Mixing Science with History, with a Creative Flourish
Although McFarlane majored in history and wrote his thesis from a historical bent, his paper was influenced by his science background, according to Klingle. Along with taking many biology classes at Bowdoin, McFarlane assisted John Lichter for two summers in his research on Merrymeeting Bay. Lichter, Bowdoin's Samuel S. Butcher associate professor in the natural sciences, is studying habitat and food web recovery in the estuary, and part of his research delves into the historical ecology of the Androscoggin River.

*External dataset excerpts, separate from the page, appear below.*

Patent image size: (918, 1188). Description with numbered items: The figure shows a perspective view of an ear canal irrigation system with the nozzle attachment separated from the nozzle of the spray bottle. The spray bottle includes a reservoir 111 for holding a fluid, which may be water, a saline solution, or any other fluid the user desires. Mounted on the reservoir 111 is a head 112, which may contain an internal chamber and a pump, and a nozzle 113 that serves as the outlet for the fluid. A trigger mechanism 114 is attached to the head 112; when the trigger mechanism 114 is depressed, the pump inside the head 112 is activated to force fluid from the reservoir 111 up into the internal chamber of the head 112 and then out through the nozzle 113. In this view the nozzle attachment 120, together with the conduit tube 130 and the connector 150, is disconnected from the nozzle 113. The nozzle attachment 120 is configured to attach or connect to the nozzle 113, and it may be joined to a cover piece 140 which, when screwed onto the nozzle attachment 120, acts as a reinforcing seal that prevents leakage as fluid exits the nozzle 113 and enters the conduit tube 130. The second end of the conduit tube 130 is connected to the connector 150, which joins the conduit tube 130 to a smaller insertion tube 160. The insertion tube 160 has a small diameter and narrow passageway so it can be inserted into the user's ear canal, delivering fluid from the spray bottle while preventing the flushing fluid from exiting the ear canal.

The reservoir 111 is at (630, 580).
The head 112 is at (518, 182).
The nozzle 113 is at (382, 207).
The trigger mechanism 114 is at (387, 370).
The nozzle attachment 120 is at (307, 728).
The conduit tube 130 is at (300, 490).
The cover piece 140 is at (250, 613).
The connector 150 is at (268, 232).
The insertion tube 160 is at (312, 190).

Lichter says McFarlane was an unusually mature student, who took a year off between high school and college to make a documentary about a controversial dam being proposed for the Neches River in Texas. 'He was very thoughtful as a young person,' Lichter comments. Klingle describes McFarlane as 'incredibly diligent, creative and a good writer.'
McFarlane's original honors thesis was a co-winner of the history department's Class of 1875 Prize in American History in 2009, the same year McFarlane also won the Hawthorne creative writing award for the best short story by a Bowdoin sophomore, junior or senior. Today McFarlane teaches fiction writing at Kings Valley Charter School in Oregon. He received a master's of arts degree in teaching from Tufts University last year while teaching humanities at Codman Academy Charter School in Boston.
McFarlane, who grew up in Texas, is also a hunter and fisherman, which made him somewhat unique among Bowdoin students, both Lichter and Klingle point out. Klingle says McFarlane's background and outdoor interests gave him a different perspective on conservation and environmentalism, which was a welcome addition to class discussions on these topics.
According to McFarlane, his initial interest in his thesis project and subsequent research derives in part from his love of rivers. 'I've always been a river rat,' he explains. Besides doing ecology research on Merrymeeting Bay in the summer, 'every winter I duck hunted and smelt fished there, in this beautiful, degraded and recovering ecosystem, of which the Androscoggin happens to be a major tributary.'
McFarlane's original honors thesis was a co-winner of the history department's Class of 1875 Prize in American History in 2009, the same year McFarlane also won the Hawthorne creative writing award for the best short story by a Bowdoin sophomore, junior or senior.